Most potential jurors for the Michael Jackson child abuse trial have heard about the case, underlining the difficulty the pop superstar could face in getting a fair hearing.
Answers to jury questionnaires released on Wednesday by the Santa Maria court handling the molestation trial also showed that about one in seven of those remaining in the jury pool have friends or family who know Jackson, or know someone who visited the singer’s Neverland ranch.
One 70-year-old potential juror wrote simply: “His uncle is a personal friend.”
Another said he was a friend of a cousin of Jackson, and one man said he worked with a firefighter employed part-time at Neverland.
Jackson, 46, is accused of 10 counts of molesting a 13-year-old boy at Neverland and conspiring to commit extortion and child abduction. Jury selection is expected to resume next week after a week-long break.
The pool of potential jurors consists of 242 people. Each completed a 41-item, seven-page questionnaire last month on topics ranging from personal experiences as a victim of sex abuse to racial bias that might affect their ability to function as a juror.

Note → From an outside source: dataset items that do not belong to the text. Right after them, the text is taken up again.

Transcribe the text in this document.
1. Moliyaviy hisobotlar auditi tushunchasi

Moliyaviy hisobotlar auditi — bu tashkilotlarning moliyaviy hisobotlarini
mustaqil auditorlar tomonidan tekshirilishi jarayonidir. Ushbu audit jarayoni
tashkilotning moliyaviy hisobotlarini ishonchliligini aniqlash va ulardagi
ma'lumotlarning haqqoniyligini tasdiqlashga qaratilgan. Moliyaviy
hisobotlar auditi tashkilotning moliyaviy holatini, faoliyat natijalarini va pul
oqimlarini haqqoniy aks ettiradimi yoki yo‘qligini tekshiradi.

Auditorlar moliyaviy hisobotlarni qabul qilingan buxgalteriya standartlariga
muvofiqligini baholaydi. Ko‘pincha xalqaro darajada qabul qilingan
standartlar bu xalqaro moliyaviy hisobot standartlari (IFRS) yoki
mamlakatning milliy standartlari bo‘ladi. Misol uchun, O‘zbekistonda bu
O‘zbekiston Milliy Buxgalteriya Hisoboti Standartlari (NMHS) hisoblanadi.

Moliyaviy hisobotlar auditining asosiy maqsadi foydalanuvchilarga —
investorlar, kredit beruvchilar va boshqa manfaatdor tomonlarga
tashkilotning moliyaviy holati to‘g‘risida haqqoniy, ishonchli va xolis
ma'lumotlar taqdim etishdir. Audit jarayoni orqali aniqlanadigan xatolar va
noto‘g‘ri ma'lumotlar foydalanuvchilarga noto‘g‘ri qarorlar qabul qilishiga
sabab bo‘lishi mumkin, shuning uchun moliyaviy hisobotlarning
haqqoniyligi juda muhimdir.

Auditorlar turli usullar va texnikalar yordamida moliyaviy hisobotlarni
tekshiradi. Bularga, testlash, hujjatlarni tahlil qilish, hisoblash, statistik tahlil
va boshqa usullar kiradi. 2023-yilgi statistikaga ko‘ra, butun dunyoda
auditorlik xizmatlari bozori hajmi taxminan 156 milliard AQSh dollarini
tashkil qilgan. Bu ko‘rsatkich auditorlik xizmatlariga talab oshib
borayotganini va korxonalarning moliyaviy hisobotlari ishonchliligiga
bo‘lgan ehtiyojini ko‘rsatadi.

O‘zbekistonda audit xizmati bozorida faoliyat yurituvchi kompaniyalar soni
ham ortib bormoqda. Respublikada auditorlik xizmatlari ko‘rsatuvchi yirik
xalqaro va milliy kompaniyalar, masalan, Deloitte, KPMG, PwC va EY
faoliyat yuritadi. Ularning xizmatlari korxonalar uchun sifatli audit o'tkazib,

Almost nine in 10 potential jurors said they had read or watched a lot or a little news about the case. About 60 percent said they knew something about the 1993 investigation of Jackson on similar molestation accusations that ended in a $23 million out-of-court settlement.
Most of the jury questions required simple fill-in-the blank responses, but some potential jurors offered more information in hand-written comments.
A 47-year-old woman said one of her sons worked at Neverland ranch, while her 15-year-old son had visited to “ride and hang out.”
Several respondents said they or someone they knew well had been diagnosed with cancer. The boy Jackson is accused of molesting was also a cancer patient.
The judge in the case has sealed many of the key documents. But there have been several leaks in the case including the release of secret grand jury testimony by Jackson’s accuser to a U.S. television network.
Several potential jurors said they held strong beliefs that might affect their judgment.
One mother of three wrote that she found it “very disturbing” hearing “what Jackson has already admitted to doing with children” -- apparently a reference to a television documentary in which he defended sharing his bed with kids.
A 69-year-old woman wrote that she had a “fear of someone taking advantage of my handicapped daughter and/or (an) innocent child.”
Another woman, a 29-year-old office assistant who works for Santa Barbara County, wrote simply “I don’t think kids would lie.”